Lippmann, as ever, put it even more pithily: “the present crisis of western democracy is a crisis of journalism.”

Now liberal journalist Sidney Blumenthal has written an afterword, that uses Lippmann to attack the conservative media.

Blumenthal picks up on the old notion that people use the media to reinforce their prejudices rather than challenge them (only conservatives, mind you), but then he stops:

Today, about one-third of the public actively chooses sources of information that play to their prejudices. The readers, listeners, and viewers of the Drudge Report, the Rush Limbaugh show, and Fox News have consciously selected “the quack, the charlatan, the jingo” to seal themselves from objective information.

The “breakdown of the means of public knowledge,” as Lippmann called it, rests on a carefully cultivated preference for crank opinion over unsettling fact.
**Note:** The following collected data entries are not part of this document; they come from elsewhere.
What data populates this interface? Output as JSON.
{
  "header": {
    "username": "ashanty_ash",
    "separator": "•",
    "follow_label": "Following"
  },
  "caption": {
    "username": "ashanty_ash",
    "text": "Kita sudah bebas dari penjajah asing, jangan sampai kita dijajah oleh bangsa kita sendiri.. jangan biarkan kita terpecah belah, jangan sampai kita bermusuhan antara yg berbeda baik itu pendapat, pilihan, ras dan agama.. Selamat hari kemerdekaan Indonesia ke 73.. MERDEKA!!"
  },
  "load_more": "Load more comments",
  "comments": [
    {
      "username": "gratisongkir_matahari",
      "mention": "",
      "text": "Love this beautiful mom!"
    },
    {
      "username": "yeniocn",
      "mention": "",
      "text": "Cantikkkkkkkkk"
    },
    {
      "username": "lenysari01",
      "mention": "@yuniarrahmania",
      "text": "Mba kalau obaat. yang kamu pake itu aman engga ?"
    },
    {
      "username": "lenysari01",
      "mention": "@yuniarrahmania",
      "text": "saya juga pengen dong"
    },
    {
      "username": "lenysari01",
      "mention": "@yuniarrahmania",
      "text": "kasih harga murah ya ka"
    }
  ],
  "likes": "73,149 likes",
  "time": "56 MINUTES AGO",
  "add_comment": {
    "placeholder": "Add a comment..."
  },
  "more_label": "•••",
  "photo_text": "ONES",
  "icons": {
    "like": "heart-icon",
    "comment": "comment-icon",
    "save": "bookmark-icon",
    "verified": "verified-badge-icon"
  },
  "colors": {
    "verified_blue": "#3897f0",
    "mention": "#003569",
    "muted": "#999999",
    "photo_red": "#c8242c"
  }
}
The more reality defies this public’s understanding, the more fervently it redoubles its resistance to it, embracing the distorted stereotype as the only true account.

To go beyond Lippmann, you have to acknowledge that there is no meta-level of knowledge that will allow for the ideal of the ultimately well-informed public which democratic idealists (journalists amongst them) still cherish.

Blumenthal is wrong to horsewhip the conservative media. He wants a world where everyone can go along with Keynes: “When the facts change, I change my mind. What do you do, sir?”

In actual fact, there are few genuine incentives for individuals to gather facts about public affairs, and none that reward avid viewing of Fox News over – say – failure to watch any news programming.

How do we reward information-seeking on public affairs issues? Will information- seekers turn out to be most persistently those who have already made up their minds? Should we then reward anti-abortion campaigners for their mastery of one side of a contested issue? Not easy, is it?

Time contraints, complexity, and the division of labour all tend toward specialization in knowledge (good) and fragmentation of common interest (bad).

We live in a world of incomplete information, where decision-making includes feedback mechanisms (e.g. occasional voting, the media, the law) that ease the implementation of policies for special interest groups the membership of which sometimes includes us.

In such a world, we can only hope not that the public become philosophers, but that incentives exist to bring as much relevant information to bear on decision-making as is possible. And that those decisions are tempered by some respect for our own individual interests.

Journalism, never designed for the task, once shouldered the first part of that burden. But increasingly, every branch of human activity has to acknowledge it, if only to realize that existing institutions and arrangements may not be up to the task of tackling the problems we collectively face.